Masjid Jami’ SC, BERITA UIN Online—Puasa, bukan semata menahan haus dan lapar sejak terbit hingga terbenamnya matahari. Namun juga menahan hal-hal yang membatalkannya secara dzahir dan batin, termasuk di dalamnya pikiran kotor, perasaan negatif, dan ucapan-ucapan yang buruk.

Demikian simpulan singkat dari kuliah tujuh menit (kultum) perdana yang disampaikan Wakil Rektor Bidang Kemahasiswaan, Masri Mansoer, sekaligus mewakili Rektor UIN Jakarta Amany Lubis yang berhalangan hadir, untuk membuka secara resmi salah satu kegiatan Ramadlan in Campus 2019, Senin (06/05), di Masjid Jami’ Student Center, UIN Jakarta.

Masri menambahkan, bahwa banyak sekali keutamaan-keutamaan bulan Ramadlan. Dengan demikian, jangan sampai bulan penuh rahmat tersebut berlalu begitu saja tanpa diisi dengan ibadah dan kegiatan-kegiatan positif lainnya.

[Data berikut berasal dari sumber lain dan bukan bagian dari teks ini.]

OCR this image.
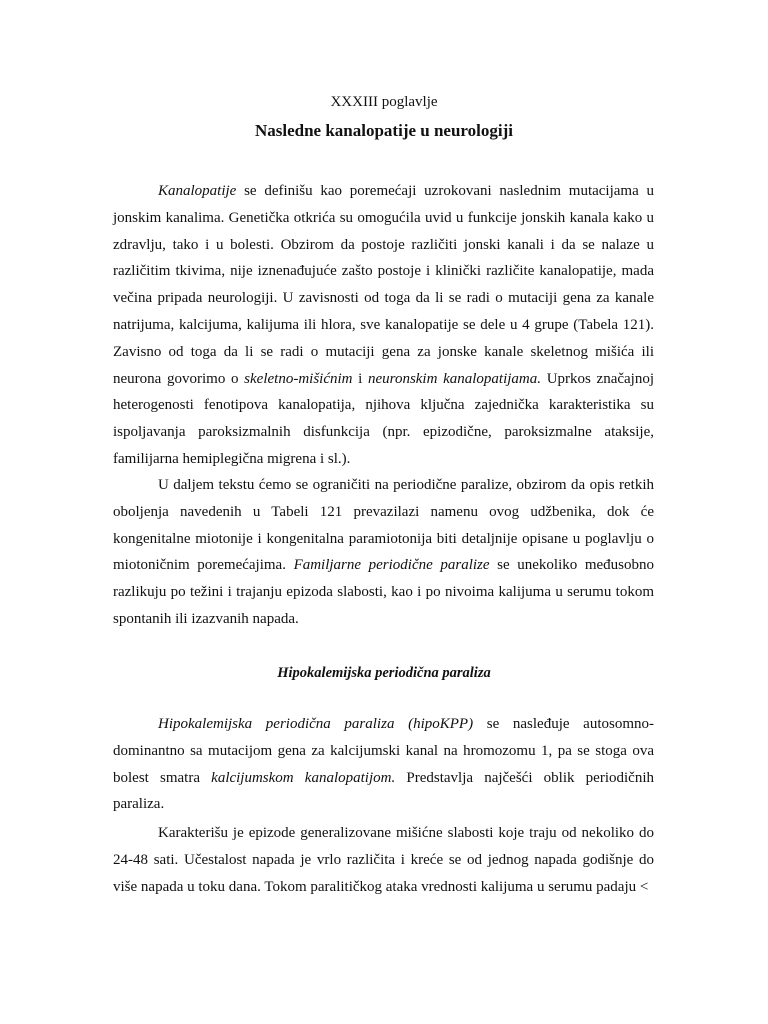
XXXIII poglavlje
Nasledne kanalopatije u neurologiji

Kanalopatije se definišu kao poremećaji uzrokovani naslednim mutacijama u jonskim kanalima. Genetička otkrića su omogućila uvid u funkcije jonskih kanala kako u zdravlju, tako i u bolesti. Obzirom da postoje različiti jonski kanali i da se nalaze u različitim tkivima, nije iznenađujuće zašto postoje i klinički različite kanalopatije, mada večina pripada neurologiji. U zavisnosti od toga da li se radi o mutaciji gena za kanale natrijuma, kalcijuma, kalijuma ili hlora, sve kanalopatije se dele u 4 grupe (Tabela 121). Zavisno od toga da li se radi o mutaciji gena za jonske kanale skeletnog mišića ili neurona govorimo o skeletno-mišićnim i neuronskim kanalopatijama. Uprkos značajnoj heterogenosti fenotipova kanalopatija, njihova ključna zajednička karakteristika su ispoljavanja paroksizmalnih disfunkcija (npr. epizodične, paroksizmalne ataksije, familijarna hemiplegična migrena i sl.).

U daljem tekstu ćemo se ograničiti na periodične paralize, obzirom da opis retkih oboljenja navedenih u Tabeli 121 prevazilazi namenu ovog udžbenika, dok će kongenitalne miotonije i kongenitalna paramiotonija biti detaljnije opisane u poglavlju o miotoničnim poremećajima. Familjarne periodične paralize se unekoliko međusobno razlikuju po težini i trajanju epizoda slabosti, kao i po nivoima kalijuma u serumu tokom spontanih ili izazvanih napada.

Hipokalemijska periodična paraliza

Hipokalemijska periodična paraliza (hipoKPP) se nasleđuje autosomno-dominantno sa mutacijom gena za kalcijumski kanal na hromozomu 1, pa se stoga ova bolest smatra kalcijumskom kanalopatijom. Predstavlja najčešći oblik periodičnih paraliza.

Karakterišu je epizode generalizovane mišićne slabosti koje traju od nekoliko do 24-48 sati. Učestalost napada je vrlo različita i kreće se od jednog napada godišnje do više napada u toku dana. Tokom paralitičkog ataka vrednosti kalijuma u serumu padaju <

“Seperti kita ketahui, ganjaran kebaikan di bulan Ramadlan ini berlipat ganda. Oleh karenanya, mari isi dengan ibadah yang lebih baik lagi dan kegiatan-kegiatan positif lainnya. Dengan harapan, kebiasaan baik tersebut akan terus dilakukan di sebelas bulan lainnya,” jelas Masri.

Apabila puasa kita baik, sambung Masri, maka akan mendapatkan keberkahan dan pengampunan dari Allah atas dosa-dosa kecil yang telah dilakukan dari sejak Ramadlan tahun lalu hingga Ramadlan sekarang.

“Teramat sayang dan merugi, apabila kita tidak mengisi bulan penuh keberkahan ini dengan ibadah, baik ibadah mahdah atau pun ghairu mahdah. Karena, kita tidak tahu apakah kita masih bisa berjumpa Ramadlan tahun-tahun yang akan datang,” tandas Warek III itu.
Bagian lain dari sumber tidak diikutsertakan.